Kisah A Hong 阿宏




“Bagi setiap orang rasa hormat & perilaku hormat itu sangat berharga. Setiap orang harus menghormati orang tua, guru, pemimpin, pekerjaan,...sampai sampai ada orang yang berpendapat jika hendak menjadi seorang yang sukses di bidang akademik harus menaruh rasa hormat terhadap buku”

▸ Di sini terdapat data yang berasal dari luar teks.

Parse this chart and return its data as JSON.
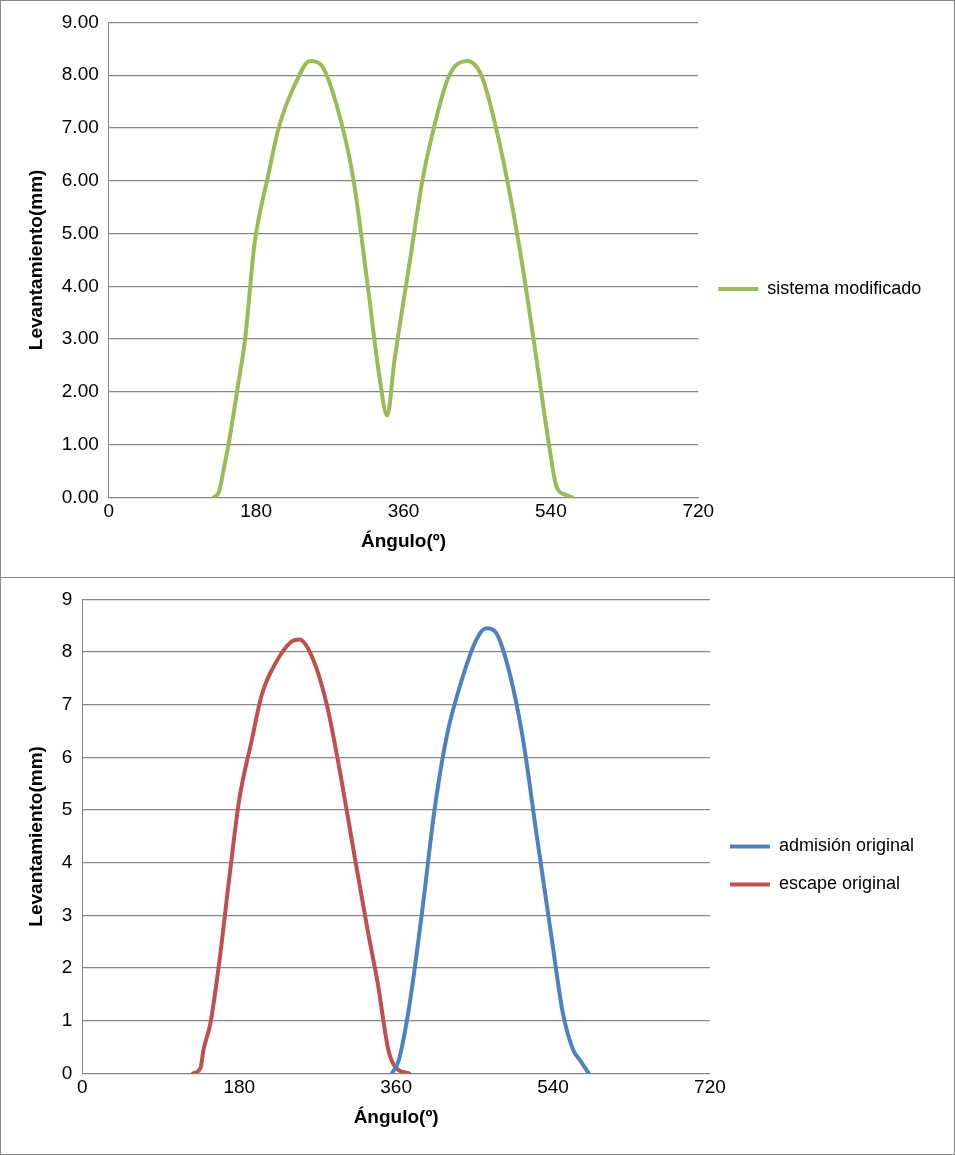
{
  "chart_data": [
    {
      "type": "line",
      "xlabel": "Ángulo(º)",
      "ylabel": "Levantamiento(mm)",
      "xlim": [
        0,
        720
      ],
      "xticks": [
        0,
        180,
        360,
        540,
        720
      ],
      "ylim": [
        0,
        9
      ],
      "yticks": [
        {
          "value": 0,
          "label": "0.00"
        },
        {
          "value": 1,
          "label": "1.00"
        },
        {
          "value": 2,
          "label": "2.00"
        },
        {
          "value": 3,
          "label": "3.00"
        },
        {
          "value": 4,
          "label": "4.00"
        },
        {
          "value": 5,
          "label": "5.00"
        },
        {
          "value": 6,
          "label": "6.00"
        },
        {
          "value": 7,
          "label": "7.00"
        },
        {
          "value": 8,
          "label": "8.00"
        },
        {
          "value": 9,
          "label": "9.00"
        }
      ],
      "grid": "y",
      "legend": "right",
      "marker": "none",
      "series": [
        {
          "name": "sistema modificado",
          "color": "#9bbb59",
          "x": [
            128,
            134.5,
            139.6,
            147,
            157.6,
            166.5,
            178,
            194.7,
            207.5,
            226.7,
            246,
            259,
            278,
            298,
            316,
            330,
            340,
            349,
            368,
            383,
            397,
            416,
            438,
            455,
            476,
            502,
            524,
            537,
            547,
            558,
            566
          ],
          "values": [
            0,
            0.1,
            0.47,
            1.07,
            2.1,
            3.0,
            4.8,
            6.1,
            7.0,
            7.8,
            8.27,
            8.2,
            7.45,
            6.1,
            4.05,
            2.35,
            1.55,
            2.6,
            4.5,
            6.0,
            7.0,
            8.0,
            8.27,
            8.0,
            6.8,
            4.7,
            2.45,
            1.07,
            0.2,
            0.05,
            0
          ]
        }
      ]
    },
    {
      "type": "line",
      "xlabel": "Ángulo(º)",
      "ylabel": "Levantamiento(mm)",
      "xlim": [
        0,
        720
      ],
      "xticks": [
        0,
        180,
        360,
        540,
        720
      ],
      "ylim": [
        0,
        9
      ],
      "yticks": [
        0,
        1,
        2,
        3,
        4,
        5,
        6,
        7,
        8,
        9
      ],
      "grid": "y",
      "legend": "right",
      "marker": "none",
      "series": [
        {
          "name": "admisión original",
          "color": "#4f81bd",
          "x": [
            355,
            363,
            375,
            390,
            404,
            418,
            434,
            451,
            463,
            473,
            487,
            505,
            521,
            539,
            551,
            563,
            571,
            581
          ],
          "values": [
            0,
            0.25,
            1.27,
            3.1,
            5.0,
            6.4,
            7.4,
            8.2,
            8.45,
            8.4,
            7.8,
            6.4,
            4.55,
            2.5,
            1.17,
            0.45,
            0.25,
            0
          ]
        },
        {
          "name": "escape original",
          "color": "#c0504d",
          "x": [
            127,
            135.5,
            139,
            147,
            157,
            168.5,
            180,
            194,
            206,
            222,
            240,
            249,
            263,
            280.5,
            298,
            312,
            327.5,
            339,
            351,
            360,
            375
          ],
          "values": [
            0,
            0.1,
            0.45,
            0.96,
            2.1,
            3.7,
            5.2,
            6.3,
            7.2,
            7.8,
            8.2,
            8.24,
            7.93,
            7.0,
            5.5,
            4.15,
            2.7,
            1.7,
            0.45,
            0.1,
            0
          ]
        }
      ]
    }
  ]
}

Saat kelas 6 SD, wali kelas A Hong tidak lagi MeI Feng lao shi. Kini A Hong & teman-teman sekelas dibina oleh seorang guru lelaki, Zhuang lao shi. Zhuang lao shi adalah seorang guru senior, usianya mendekati 60 tahun. Di usianya yang telah lebih dari setengah abad, penampilan & pembawaannya tidak dapat dibandingkan dengan Mei Feng lao shi. Rambut Zhuang lao shi telah memutih & banyak yang rontok. Saat berjalan tubuhnya membungkuk & tidak dapat lincah dalam bergerak. Sehari-harinya, Zhuang lao shi tidak memperhatikan cara  berpakaian.

Seringkali beliau datang ke sekolah untuk mengajar tampa mengenakan sepatu. Karena Zhuang lao shi mengajar di sebuah sekolah yang terpencil, kepala sekolah menutup mata terhadap penampilan beliau. Di mata para siswa penampilan Zhuang lao shi lebih mirip seorang tukang kebun daripada sebagai guru. Diantara mereka ada yang berlaku keterlaluan, memberikan sebuah julukan untuk mengolok Zhuang lao shi.

Suatu hari A Hong dengan beberapa siswa yang lain berjalan di belakang Zhuang lao shi. Mereka menirukan gaya berjalan Zhuang lao shi, sesekali tertawa, beberapa kali memanggil Zhuang lao shi dengan nama sebutan. Zhuang lao shi berusaha untuk bersabar & menahan diri. Walaupun mengetahui apa yang sedang mereka perbuat, pura-pura tidak tahu. Sampai pada akhirnya kesabaran Zhuang lao shi sampai pada pucaknya. Zhuang lao shi tiba-tiba membalikkan badannya. Para siswa yang berada dibelakangnya merasa terkejut, mereka semua berlari menjauh. Diantara teman-teman yang lain, perawakan A Hong paling kecil, tidak dapat berlari cepat. A Hong tertangkap tangan oleh Zhuang lao shi.

“Apa yang tadi kau lakukan di belakang saya?”
“Saya tidak melakukan apa-apa, apalagi mengolok anda.”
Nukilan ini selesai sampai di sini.